Monday, March 10, 2025

Tokenization and Embedding Models for RAG

Embedding models may be used for Retrieval Augmented Generation (RAG) and create fixed-length vector representations of text, focusing on semantic meaning for tasks like similarity comparison.

LLMs (Large Language Models) are generative AI models that can understand and produce general language tasks and have more flexibility of input/output formats

A. Embedding Models

1. Static Embeddings

Static embeddings generate fixed vector representations for each word in the vocabulary, regardless of the context or order in which the word appears. While contextual embeddings, produces different vectors for the same word based on its context within a sentence.

With Word2Vec, GloVE, Doc2Vec (Dense vector based) and TF-IDF (keyword /Sparse vector based), the vectors for “access” and “account” in both the query and the log will be similar, returning relevant results based on cosine similarity

Limitations

  • Polysemy Issue: Words with multiple meanings (e.g., “bank”) have the same vector regardless of context [river bank, financial bank]
  • Context Insensitivity once embeddings are generated: Cannot differentiate between “access denied” due to various reasons (e.g., incorrect password, account lockout).

Comparison Summary

2. Contextual Embeddings

BERT, RoBERTa, SBERT, ColBERT, MPNet

  • Bidirectional: Captures context from both directions within a sentence, leading to a deep understanding of the entire sentence.
  • Focused Context: Primarily designed for understanding the context within relatively short spans of text (e.g., sentences or paragraphs).
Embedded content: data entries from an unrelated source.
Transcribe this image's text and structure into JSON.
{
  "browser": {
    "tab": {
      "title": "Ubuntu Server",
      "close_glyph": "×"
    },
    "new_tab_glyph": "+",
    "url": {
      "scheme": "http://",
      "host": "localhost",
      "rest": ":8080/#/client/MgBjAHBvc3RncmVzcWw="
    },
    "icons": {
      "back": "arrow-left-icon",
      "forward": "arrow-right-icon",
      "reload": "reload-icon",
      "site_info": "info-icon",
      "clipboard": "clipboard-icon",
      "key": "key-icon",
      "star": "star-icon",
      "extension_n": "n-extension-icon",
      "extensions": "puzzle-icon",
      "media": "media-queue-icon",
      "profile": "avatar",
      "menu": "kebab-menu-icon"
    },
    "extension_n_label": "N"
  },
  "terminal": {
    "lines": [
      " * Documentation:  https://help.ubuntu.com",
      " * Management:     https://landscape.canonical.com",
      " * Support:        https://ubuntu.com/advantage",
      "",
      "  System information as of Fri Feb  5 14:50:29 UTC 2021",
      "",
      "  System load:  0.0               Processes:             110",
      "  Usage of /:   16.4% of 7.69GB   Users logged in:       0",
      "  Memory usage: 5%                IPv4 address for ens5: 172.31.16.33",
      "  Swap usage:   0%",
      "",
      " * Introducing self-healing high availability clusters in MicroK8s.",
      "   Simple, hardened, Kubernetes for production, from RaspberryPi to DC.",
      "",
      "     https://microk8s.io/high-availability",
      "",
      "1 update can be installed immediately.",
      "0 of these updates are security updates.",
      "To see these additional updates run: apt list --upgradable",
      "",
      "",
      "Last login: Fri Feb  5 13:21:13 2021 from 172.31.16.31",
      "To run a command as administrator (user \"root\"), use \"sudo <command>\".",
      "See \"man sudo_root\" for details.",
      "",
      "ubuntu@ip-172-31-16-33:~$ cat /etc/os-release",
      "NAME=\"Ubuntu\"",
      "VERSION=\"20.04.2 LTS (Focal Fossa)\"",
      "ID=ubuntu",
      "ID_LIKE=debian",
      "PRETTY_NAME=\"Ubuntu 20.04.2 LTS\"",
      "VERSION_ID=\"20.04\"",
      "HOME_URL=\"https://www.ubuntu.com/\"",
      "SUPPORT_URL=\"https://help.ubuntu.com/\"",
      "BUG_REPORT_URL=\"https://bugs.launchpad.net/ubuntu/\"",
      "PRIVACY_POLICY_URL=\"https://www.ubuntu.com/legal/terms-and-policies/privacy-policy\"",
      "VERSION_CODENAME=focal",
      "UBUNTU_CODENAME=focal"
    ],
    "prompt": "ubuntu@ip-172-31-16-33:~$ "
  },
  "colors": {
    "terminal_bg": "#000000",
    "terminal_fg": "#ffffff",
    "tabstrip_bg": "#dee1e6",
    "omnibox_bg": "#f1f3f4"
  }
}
BERT, RoBERTa , all-MiniLM-L6-v2 or SBERT (Masked language Model), Paraphrase-MPNet-Base-v2 (Permutated Language Model) embeddings capture the context and understand that “can’t access my account” is related to “access denied” and “cannot login” because they all involve issues with account access. Good choice for retrieval step

ColBERT (Contextualized Late Interaction over BERT) is a retrieval model that uses BM25 for initial document retrieval and then applies BERT-based contextual embeddings for detailed re-ranking, optimizing both efficiency and contextual relevance in information retrieval tasks.

Limitations

  • Context Limitation: Masked and Permuted Language Model is good at understanding context within a given text span (like a sentence or paragraph), but it doesn’t have the capacity to generate text or handle tasks beyond understanding and retrieving relevant documents.

Comparison Summary

3. GPT-Based Embeddings

  • Unidirectional: Captures context from the left side only, building understanding sequentially as it generates text.
  • Broad Context: Can maintain coherence over longer text sequences, making them effective for generating extended passages of text.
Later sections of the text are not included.